Y se alejó lentamente. Al desaparecer entre los árboles, le oyeron murmurar, con una especie de canturria: «Nueva ocasión exige deberes nuevos»; sacado de un poema de James Rusell Lowell.

—¡Ah! —dijo MacIan, exhalando un suspiro profundo—. Y ahora, ¿no cree usted en la oración? Había pedido un ángel.

— Lo siento mucho, pero no entiendo — contestó Turnbull.

— Hace una hora — dijo el montañés, con su entonación grave y meditabunda — sentí que el diablo ablandaba mi corazón y mi juramento contra usted; y pedí a Dios que enviase un ángel en mi ayuda.

— ¿Y qué? — preguntó el otro, concluyendo la compostura y liándose a la mano el resto de la cuerda para empuñar con más firmeza —. ¿Y qué?

— ¡Y qué! Ese hombre era un ángel — dijo MacIan.

— No sabía yo que fuesen tan triste cosa — respondió Turnbull.

— Sabemos que los diablos citan a veces la Escritura y falsifican el bien — replicó el místico —. ¿Por qué los ángeles no han de mostrarnos alguna ve el negro abismo en cuyo borde estamos? Si ese hombre no hubiese intentando contenernos… yo acaso… acaso me hubiese contenido.

— Ya entiendo lo que usted dice — contestó Turnbull ásperamente.
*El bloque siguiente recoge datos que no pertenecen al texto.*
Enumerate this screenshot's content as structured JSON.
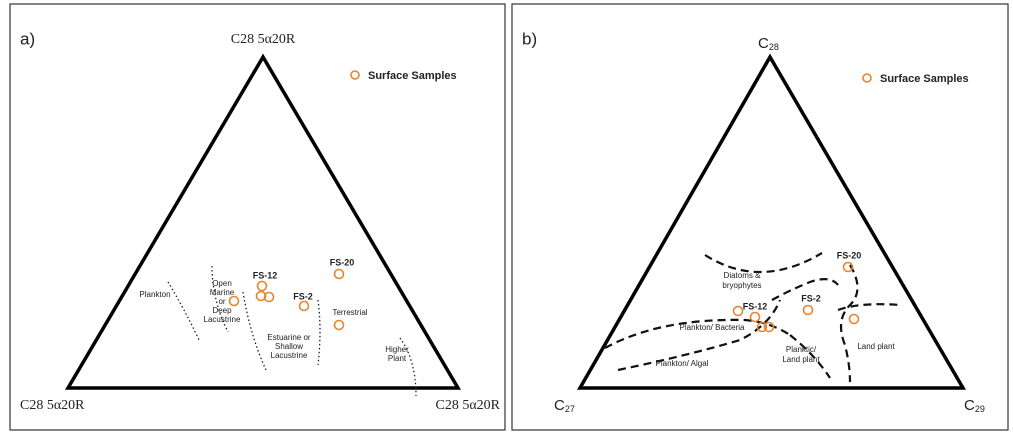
{
  "panel_a": {
    "label": "a)",
    "apex_top": "C28 5α20R",
    "apex_left": "C28 5α20R",
    "apex_right": "C28 5α20R",
    "legend": "Surface Samples",
    "regions": [
      {
        "lines": [
          "Plankton"
        ]
      },
      {
        "lines": [
          "Open",
          "Marine",
          "or",
          "Deep",
          "Lacustrine"
        ]
      },
      {
        "lines": [
          "Estuarine or",
          "Shallow",
          "Lacustrine"
        ]
      },
      {
        "lines": [
          "Terrestrial"
        ]
      },
      {
        "lines": [
          "Higher",
          "Plant"
        ]
      }
    ],
    "samples": [
      "FS-12",
      "FS-2",
      "FS-20"
    ]
  },
  "panel_b": {
    "label": "b)",
    "apex_top": {
      "main": "C",
      "sub": "28"
    },
    "apex_left": {
      "main": "C",
      "sub": "27"
    },
    "apex_right": {
      "main": "C",
      "sub": "29"
    },
    "legend": "Surface Samples",
    "regions": [
      {
        "lines": [
          "Diatoms &",
          "bryophytes"
        ]
      },
      {
        "lines": [
          "Plankton/ Bacteria"
        ]
      },
      {
        "lines": [
          "Planktic/",
          "Land plant"
        ]
      },
      {
        "lines": [
          "Land plant"
        ]
      },
      {
        "lines": [
          "Plankton/ Algal"
        ]
      }
    ],
    "samples": [
      "FS-12",
      "FS-2",
      "FS-20"
    ]
  }
}
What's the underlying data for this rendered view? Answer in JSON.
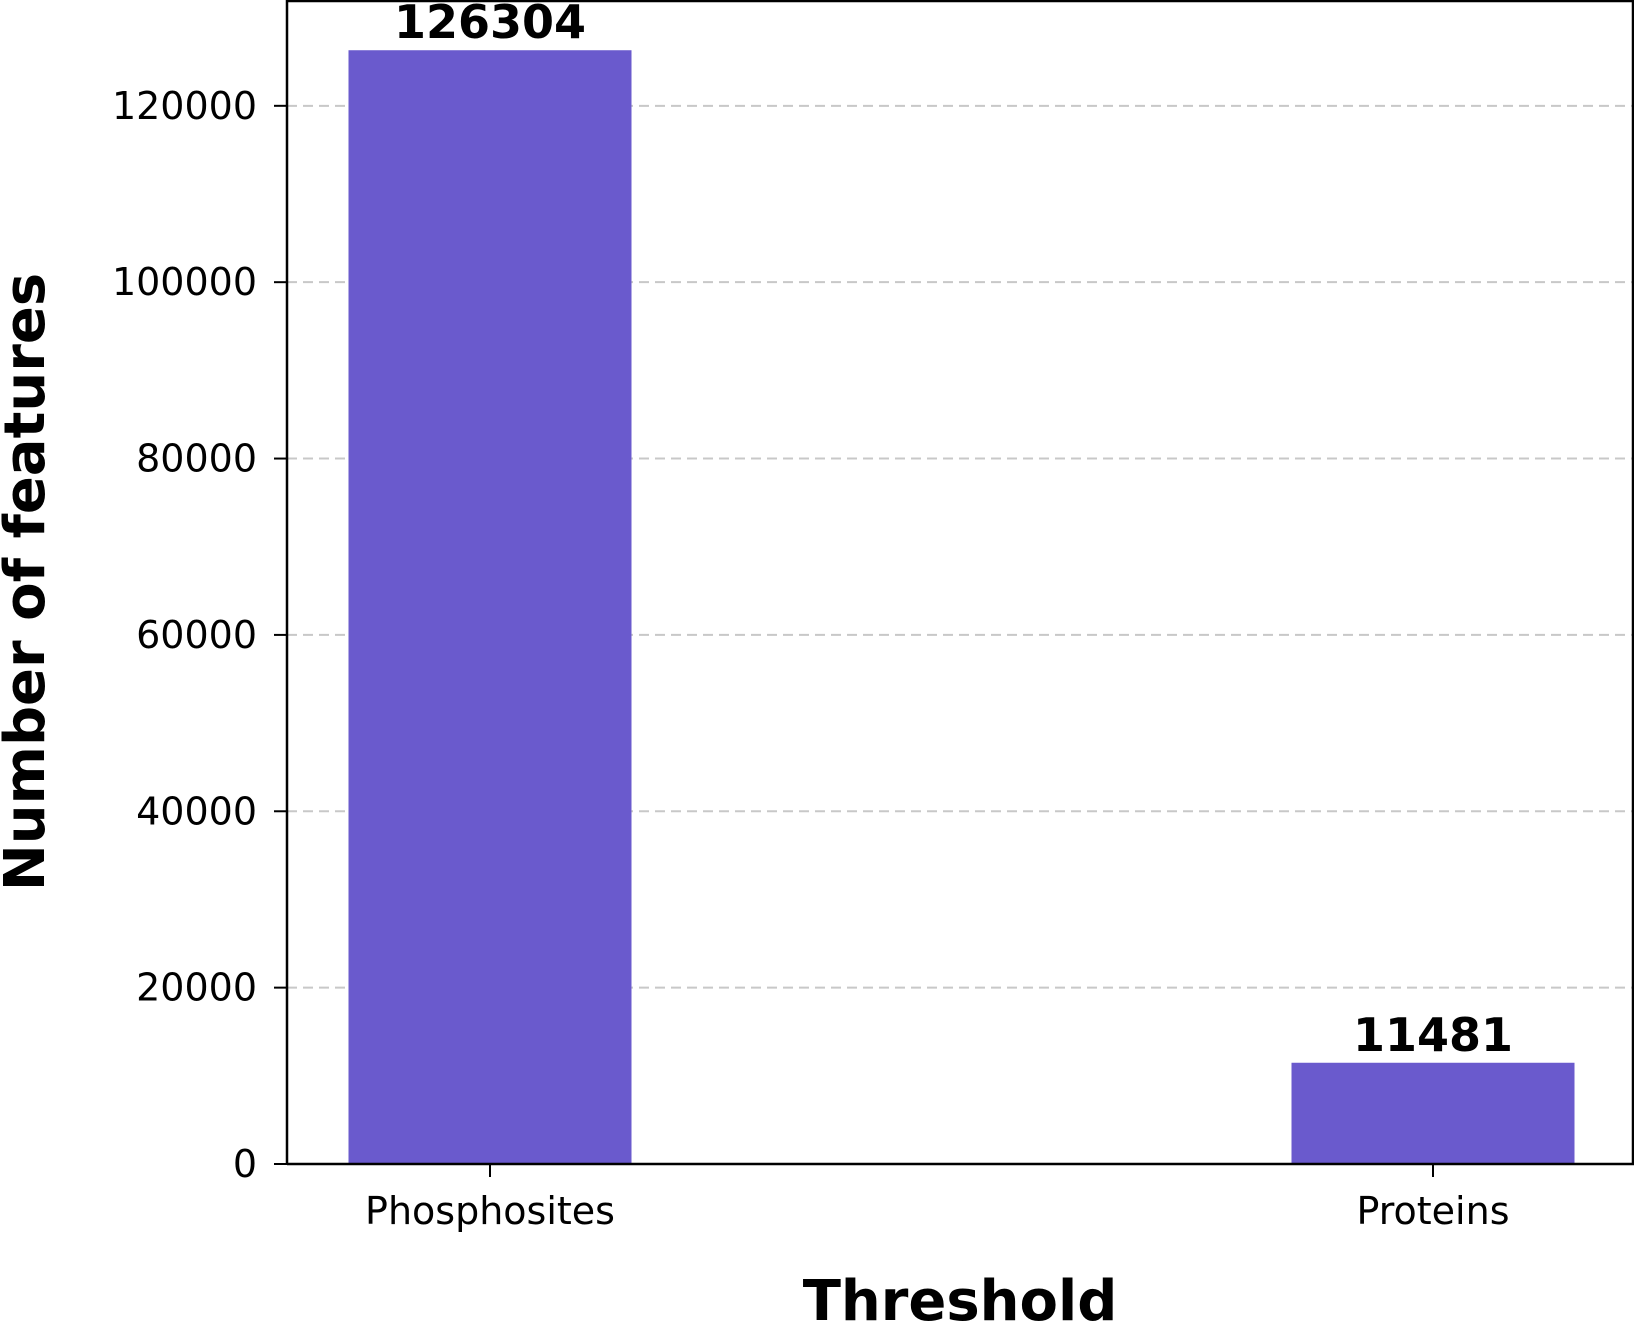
{
  "chart_data": {
    "type": "bar",
    "categories": [
      "Phosphosites",
      "Proteins"
    ],
    "values": [
      126304,
      11481
    ],
    "data_labels": [
      "126304",
      "11481"
    ],
    "title": "",
    "xlabel": "Threshold",
    "ylabel": "Number of features",
    "ylim": [
      0,
      132000
    ],
    "yticks": [
      0,
      20000,
      40000,
      60000,
      80000,
      100000,
      120000
    ],
    "ytick_labels": [
      "0",
      "20000",
      "40000",
      "60000",
      "80000",
      "100000",
      "120000"
    ],
    "grid": "y, dashed",
    "bar_color": "#6a5acd"
  }
}
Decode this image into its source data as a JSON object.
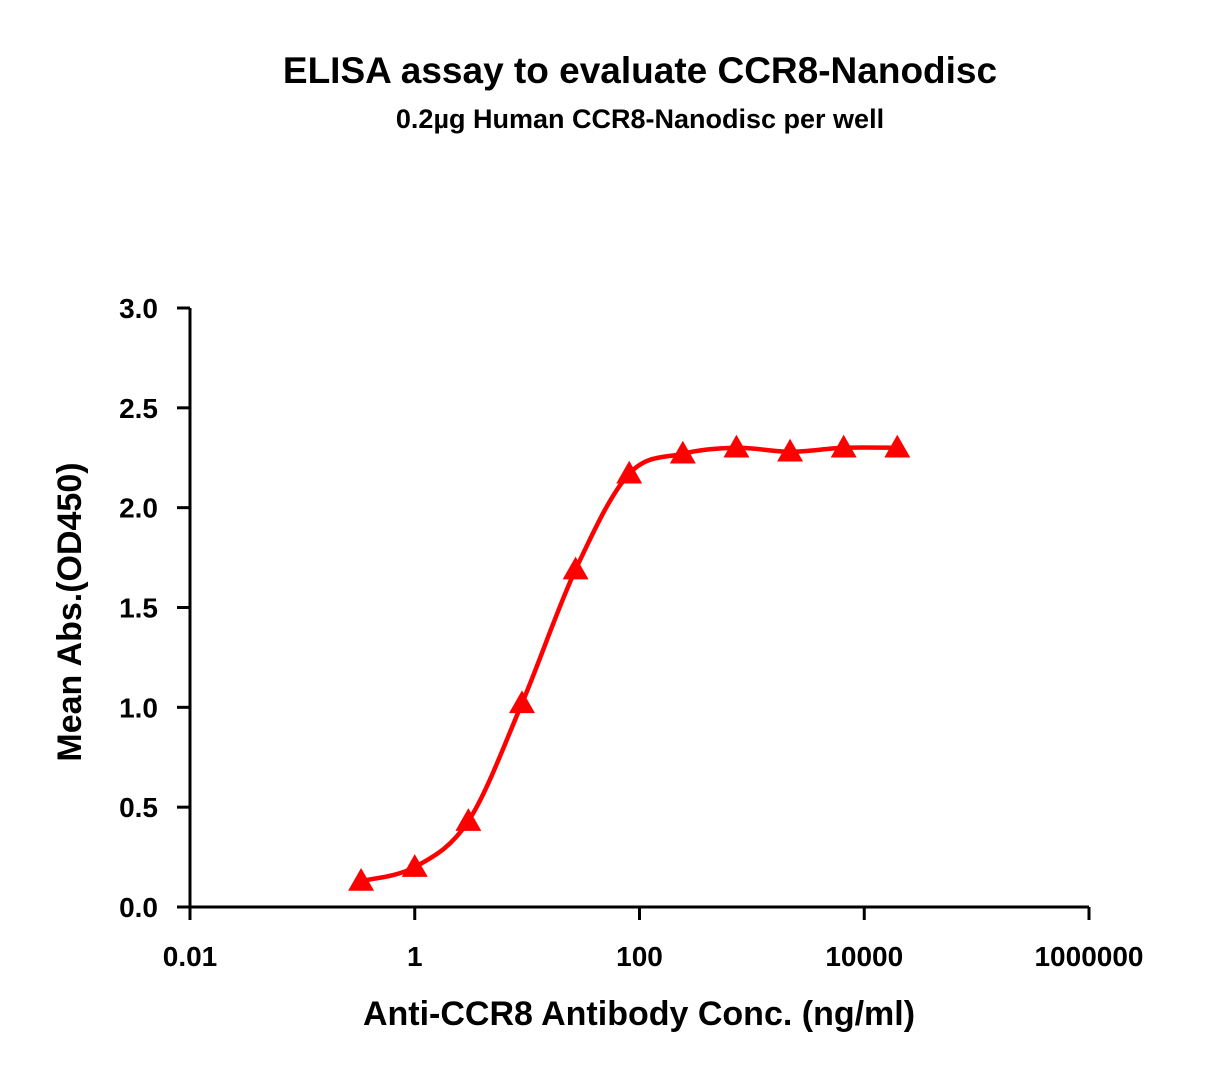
{
  "chart_data": {
    "type": "line",
    "title": "ELISA assay to evaluate CCR8-Nanodisc",
    "subtitle": "0.2µg Human CCR8-Nanodisc per well",
    "xlabel": "Anti-CCR8 Antibody Conc. (ng/ml)",
    "ylabel": "Mean Abs.(OD450)",
    "xscale": "log",
    "xlim": [
      0.01,
      1000000
    ],
    "ylim": [
      0,
      3.0
    ],
    "xticks": [
      0.01,
      1,
      100,
      10000,
      1000000
    ],
    "xtick_labels": [
      "0.01",
      "1",
      "100",
      "10000",
      "1000000"
    ],
    "yticks": [
      0,
      0.5,
      1.0,
      1.5,
      2.0,
      2.5,
      3.0
    ],
    "ytick_labels": [
      "0.0",
      "0.5",
      "1.0",
      "1.5",
      "2.0",
      "2.5",
      "3.0"
    ],
    "grid": false,
    "legend": "none",
    "series": [
      {
        "marker": "triangle",
        "color": "#ff0000",
        "x": [
          0.333,
          1,
          3,
          9,
          27,
          81,
          243,
          729,
          2187,
          6561,
          19683
        ],
        "y": [
          0.13,
          0.2,
          0.43,
          1.02,
          1.69,
          2.17,
          2.27,
          2.3,
          2.28,
          2.3,
          2.3
        ]
      }
    ]
  }
}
— Pero ese hombre vino — prorrumpió MacIan — y mi alma me dijo: Abandona el combate, y te convertirás en algo como Eso. Abandona juramentos y dogmas, y los principios sólidos, y te irás pareciendo a Eso. Aprenderás también una filosofía turbia y falsa. Te aficionarás a esa ciénaga de moral cobarde y rastrera, y vendrás a pensar que un golpe es malo porque hace daño, no porque humilla. Vendrás a pensar que dar muerte es malo porque es violento, y no porque es injusto. ¡Oh, blasfemos del bien, hace unas horas creí que le amaba a usted! Pero ahora ya no hay nada que temer por mí. He oído la palabra Amor pronunciada con su entonación, y sé exactamente lo que significa. ¡En guardia!

Las espadas se buscaron y se oyó el ludir formidable, animado del odio y la energía antiguos; y se atacaron una vez y otra. De nuevo, el corazón de cada uno vino a ser el imán que atraía a una espada loca. De pronto, furiosos como estaban, se quedaron inmóviles un momento, cuajados.

— ¿Qué ruido es ese? — preguntó el montañés, roncamente.

— Me lo figuro — repuso Turnbull.

— ¿El qué…, el qué? — gritó el otro.

— El discípulo de Shaw y Tolstoi ha tomado una determinación notable — dijo Turnbull, tranquilamente—. La policía trepa por la colina.